Les prochaines élections européennes réveillent les divisions chez les Républicains
La constitution de listes communes entre La République en Marche et Les Républicains se pose et fait ressortir les divisions sur la question européenne au sein de la droite française.
La constitution de listes communes entre La République en Marche et Les Républicains se pose et fait ressortir les divisions sur la question européenne au sein de la droite française.
Une grande alliance au centre pour les prochaines élections européennes en 2019 ? L’idée d’un rassemblement autour de listes communes entre le parti du président Emmanuel Macron, La République en Marche (LREM) et celui des Républicains a été évoqué par Alain Juppé. Et mis en exergue des clivages au sein des Républicains, où la question européenne ne fait pas l’unanimité.
Selon le quotidien régional Sud-Ouest, l’ancien premier ministre Alain Juppé aurait salué les premiers mois de la présidence d’Emmanuel Macron lors d’une rencontre avec l’Association de la presse diplomatique française.
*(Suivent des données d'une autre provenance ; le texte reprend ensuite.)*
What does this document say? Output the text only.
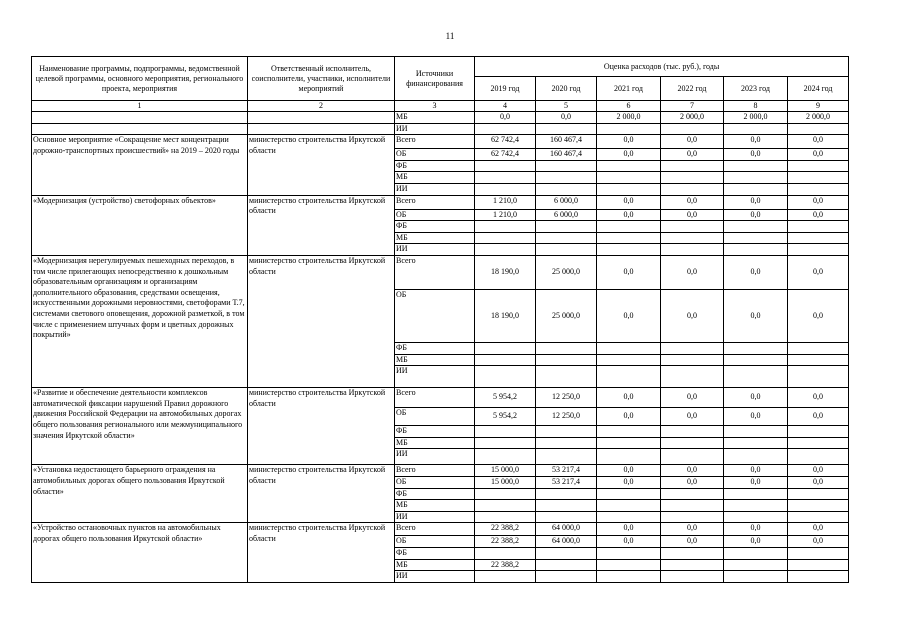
11
Наименование программы, подпрограммы, ведомственной целевой программы, основного мероприятия, регионального проекта, мероприятия	Ответственный исполнитель, соисполнители, участники, исполнители мероприятий	Источники финансирования	Оценка расходов (тыс. руб.), годы					
			2019 год	2020 год	2021 год	2022 год	2023 год	2024 год
1	2	3	4	5	6	7	8	9
		МБ	0,0	0,0	2 000,0	2 000,0	2 000,0	2 000,0
		ИИ						
Основное мероприятие «Сокращение мест концентрации дорожно-транспортных происшествий» на 2019 – 2020 годы	министерство строительства Иркутской области	Всего	62 742,4	160 467,4	0,0	0,0	0,0	0,0
		ОБ	62 742,4	160 467,4	0,0	0,0	0,0	0,0
		ФБ						
		МБ						
		ИИ						
«Модернизация (устройство) светофорных объектов»	министерство строительства Иркутской области	Всего	1 210,0	6 000,0	0,0	0,0	0,0	0,0
		ОБ	1 210,0	6 000,0	0,0	0,0	0,0	0,0
		ФБ						
		МБ						
		ИИ						
«Модернизация нерегулируемых пешеходных переходов, в том числе прилегающих непосредственно к дошкольным образовательным организациям и организациям дополнительного образования, средствами освещения, искусственными дорожными неровностями, светофорами Т.7, системами светового оповещения, дорожной разметкой, в том числе с применением штучных форм и цветных дорожных покрытий»	министерство строительства Иркутской области	Всего	18 190,0	25 000,0	0,0	0,0	0,0	0,0
		ОБ	18 190,0	25 000,0	0,0	0,0	0,0	0,0
		ФБ						
		МБ						
		ИИ						
«Развитие и обеспечение деятельности комплексов автоматической фиксации нарушений Правил дорожного движения Российской Федерации на автомобильных дорогах общего пользования регионального или межмуниципального значения Иркутской области»	министерство строительства Иркутской области	Всего	5 954,2	12 250,0	0,0	0,0	0,0	0,0
		ОБ	5 954,2	12 250,0	0,0	0,0	0,0	0,0
		ФБ						
		МБ						
		ИИ						
«Установка недостающего барьерного ограждения на автомобильных дорогах общего пользования Иркутской области»	министерство строительства Иркутской области	Всего	15 000,0	53 217,4	0,0	0,0	0,0	0,0
		ОБ	15 000,0	53 217,4	0,0	0,0	0,0	0,0
		ФБ						
		МБ						
		ИИ						
«Устройство остановочных пунктов на автомобильных дорогах общего пользования Иркутской области»	министерство строительства Иркутской области	Всего	22 388,2	64 000,0	0,0	0,0	0,0	0,0
		ОБ	22 388,2	64 000,0	0,0	0,0	0,0	0,0
		ФБ						
		МБ	22 388,2					
		ИИ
Selon les propos retranscrits par le quotidien régional, l’ancien candidat à la primaire de la droite souhaite « un grand mouvement central » pour les prochaines élections européennes.
Quant à savoir qui pourrait en prendre les rênes, Alain Juppé évoque Emmanuel Macron. S’il « reste dans la ligne de son discours à la Sorbonne, je ne vois pas d’incompatibilité », précise-t-il. De fait, Alain Juppé a rapidement nuancé ses propos sur Twitter : une liste commune avec Macron aux Européennes n’est pas encore à l’ordre du jour.
Liste commune avec E.Macron aux européennes ? On n'en est pas là, quoi que me prête Le Figaro. Fausse nouvelle, une fois de plus !
— Alain Juppé (@alainjuppe) November 12, 2017
L’ouverture évoquée par Alain Juppé en vue des élections européennes a été reprise par le Premier ministre Édouard Philippe. « J’entends chez Alain Juppé comme chez beaucoup d’autres d’ailleurs une proximité évidente avec ce que dit le président de la République », a-t-il souligné. « Peut-être faudra-t-il en tirer les conséquences sur le plan politique, mais comme le dit Alain Juppé, on n’en est pas là », a-t-il conclu.
Chez les Républicains, où un nouveau président doit être élu le 10 décembre, la question du rapprochement avec Emmanuel Macron a immédiatement été dénoncée par le grand favori de l’élection interne du parti de droite, Laurent Wauqiuez.
Fin de non-recevoir
« Je pense que cette proposition est une erreur », a-t-il déclaré dans l’émission Dimanche en politique sur France 3. « Nous ne partageons pas la même vision de l’Europe qu’Emmanuel Macron »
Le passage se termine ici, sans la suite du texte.